There are lots of free online tools that can help to keep you motivated and maximise productivity, such as Todoist, ToodleDo and ClickUp.
Advice for any blind and partially sighted people
There are several things you can do in your day which will help both your productivity and mental wellbeing. This is particularly important in the winter months when daylight is limited.
Ensuring you get out for a short walk at lunch will break up the day and give you a boost. There aren’t as many natural breaks as you would have in the office so routines like this are an important way of creating them.
Kevin’s key advice is to minimise all distraction.
He said: “Lock away those distractions. For me being distracted by notifications just disrupts my flow.”

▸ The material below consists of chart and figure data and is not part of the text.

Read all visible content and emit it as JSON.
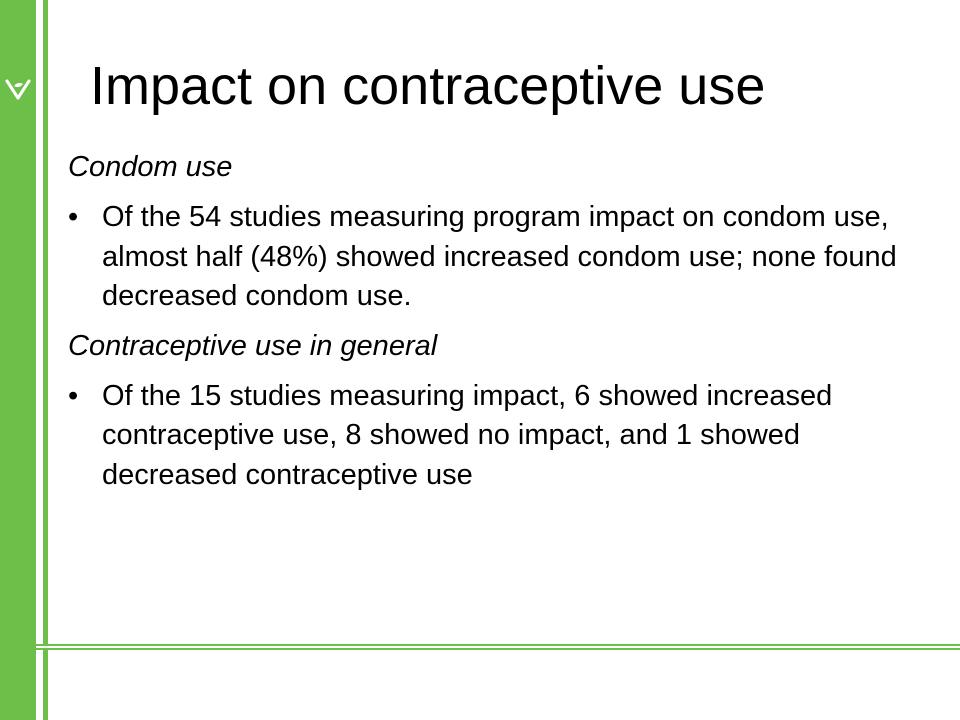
{
  "theme": {
    "accent": "#6CC04A",
    "rule_color": "#6CC04A",
    "text_color": "#000000",
    "background": "#FFFFFF"
  },
  "logo": {
    "icon": "heart-leaf-icon"
  },
  "slide": {
    "title": "Impact on contraceptive use",
    "sections": [
      {
        "heading": "Condom use",
        "bullet": "Of the 54 studies measuring program impact on condom use, almost half (48%) showed increased condom use; none found decreased condom use."
      },
      {
        "heading": "Contraceptive use in general",
        "bullet": "Of the 15 studies measuring impact, 6 showed increased contraceptive use, 8 showed no impact, and 1 showed decreased contraceptive use"
      }
    ],
    "bullet_glyph": "•"
  }
}
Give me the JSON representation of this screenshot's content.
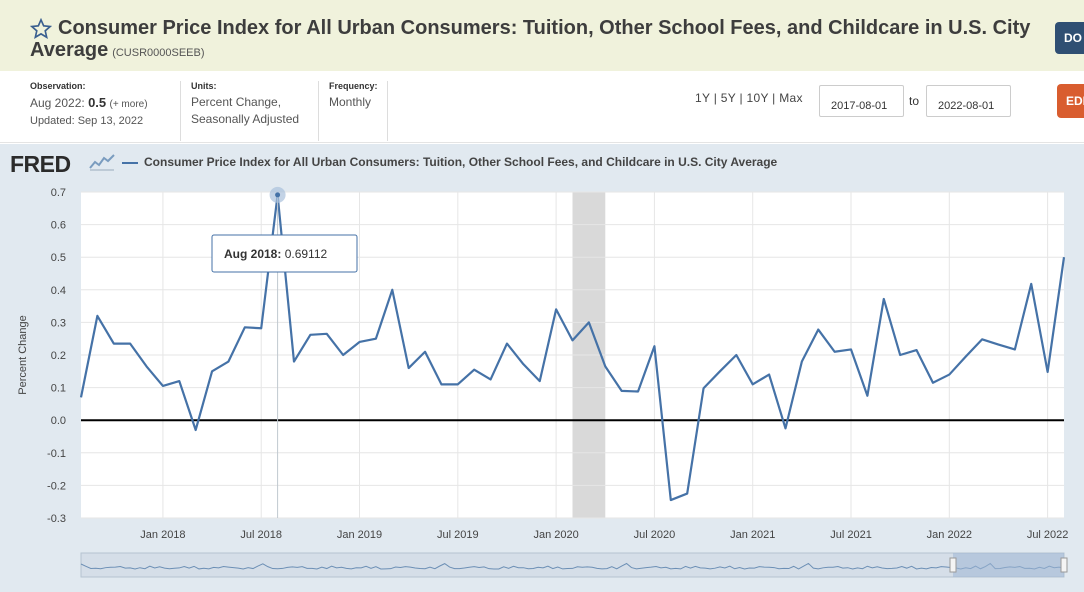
{
  "header": {
    "title": "Consumer Price Index for All Urban Consumers: Tuition, Other School Fees, and Childcare in U.S. City Average",
    "series_id": "(CUSR0000SEEB)",
    "download_label": "DO"
  },
  "meta": {
    "observation_label": "Observation:",
    "observation_date": "Aug 2022:",
    "observation_value": "0.5",
    "observation_more": "(+ more)",
    "updated": "Updated: Sep 13, 2022",
    "units_label": "Units:",
    "units_value": "Percent Change, Seasonally Adjusted",
    "frequency_label": "Frequency:",
    "frequency_value": "Monthly"
  },
  "range": {
    "links": "1Y | 5Y | 10Y | Max",
    "start": "2017-08-01",
    "to": "to",
    "end": "2022-08-01",
    "edit_label": "EDI"
  },
  "brand": {
    "logo": "FRED"
  },
  "colors": {
    "line": "#4572a7",
    "recession": "#d9d9d9",
    "plot_bg": "#ffffff",
    "chart_bg": "#e1e9f0"
  },
  "chart_data": {
    "type": "line",
    "title": "",
    "legend": [
      "Consumer Price Index for All Urban Consumers: Tuition, Other School Fees, and Childcare in U.S. City Average"
    ],
    "ylabel": "Percent Change",
    "xlabel": "",
    "ylim": [
      -0.3,
      0.7
    ],
    "yticks": [
      "0.7",
      "0.6",
      "0.5",
      "0.4",
      "0.3",
      "0.2",
      "0.1",
      "0.0",
      "-0.1",
      "-0.2",
      "-0.3"
    ],
    "xticks": [
      "Jan 2018",
      "Jul 2018",
      "Jan 2019",
      "Jul 2019",
      "Jan 2020",
      "Jul 2020",
      "Jan 2021",
      "Jul 2021",
      "Jan 2022",
      "Jul 2022"
    ],
    "recession": [
      "2020-02",
      "2020-04"
    ],
    "tooltip": {
      "date": "Aug 2018:",
      "value": "0.69112"
    },
    "series": [
      {
        "name": "Consumer Price Index for All Urban Consumers: Tuition, Other School Fees, and Childcare in U.S. City Average",
        "x": [
          "2017-08",
          "2017-09",
          "2017-10",
          "2017-11",
          "2017-12",
          "2018-01",
          "2018-02",
          "2018-03",
          "2018-04",
          "2018-05",
          "2018-06",
          "2018-07",
          "2018-08",
          "2018-09",
          "2018-10",
          "2018-11",
          "2018-12",
          "2019-01",
          "2019-02",
          "2019-03",
          "2019-04",
          "2019-05",
          "2019-06",
          "2019-07",
          "2019-08",
          "2019-09",
          "2019-10",
          "2019-11",
          "2019-12",
          "2020-01",
          "2020-02",
          "2020-03",
          "2020-04",
          "2020-05",
          "2020-06",
          "2020-07",
          "2020-08",
          "2020-09",
          "2020-10",
          "2020-11",
          "2020-12",
          "2021-01",
          "2021-02",
          "2021-03",
          "2021-04",
          "2021-05",
          "2021-06",
          "2021-07",
          "2021-08",
          "2021-09",
          "2021-10",
          "2021-11",
          "2021-12",
          "2022-01",
          "2022-02",
          "2022-03",
          "2022-04",
          "2022-05",
          "2022-06",
          "2022-07",
          "2022-08"
        ],
        "values": [
          0.07,
          0.32,
          0.235,
          0.235,
          0.165,
          0.105,
          0.12,
          -0.03,
          0.15,
          0.18,
          0.285,
          0.282,
          0.691,
          0.18,
          0.262,
          0.265,
          0.2,
          0.24,
          0.25,
          0.4,
          0.16,
          0.21,
          0.11,
          0.11,
          0.155,
          0.125,
          0.235,
          0.172,
          0.12,
          0.34,
          0.245,
          0.3,
          0.165,
          0.09,
          0.088,
          0.227,
          -0.245,
          -0.225,
          0.098,
          0.15,
          0.2,
          0.11,
          0.14,
          -0.025,
          0.18,
          0.278,
          0.21,
          0.217,
          0.075,
          0.372,
          0.2,
          0.215,
          0.115,
          0.14,
          0.195,
          0.248,
          0.232,
          0.217,
          0.418,
          0.148,
          0.5
        ]
      }
    ]
  }
}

Separation of workspace and home space, where possible, is important too. Kevin’s advice is: “Have a set place where you work. You work there then you leave at the end of the day. Psychologically it separates your work and home life”
Ashfaq added: “I live alone, but I’ve still made a conscious effort not to have my desk in the lounge. It helps me to keep my work away from where I spend the rest of my time.”
The shift from office to home working has provided many of us with challenges as we struggle to adapt to the new working environments, we find ourselves in. But there are some fairly simple steps we can take to help meet these challenges. These include: keeping to a routine where possible; using to-do lists to both keep your workload manageable and to keep you feeling productive; taking plenty of short breaks away from your desk to recreate the natural work breaks you’d get in an office environment; and where possible, keeping your work space separate and distinct from the space you relax and unwind in.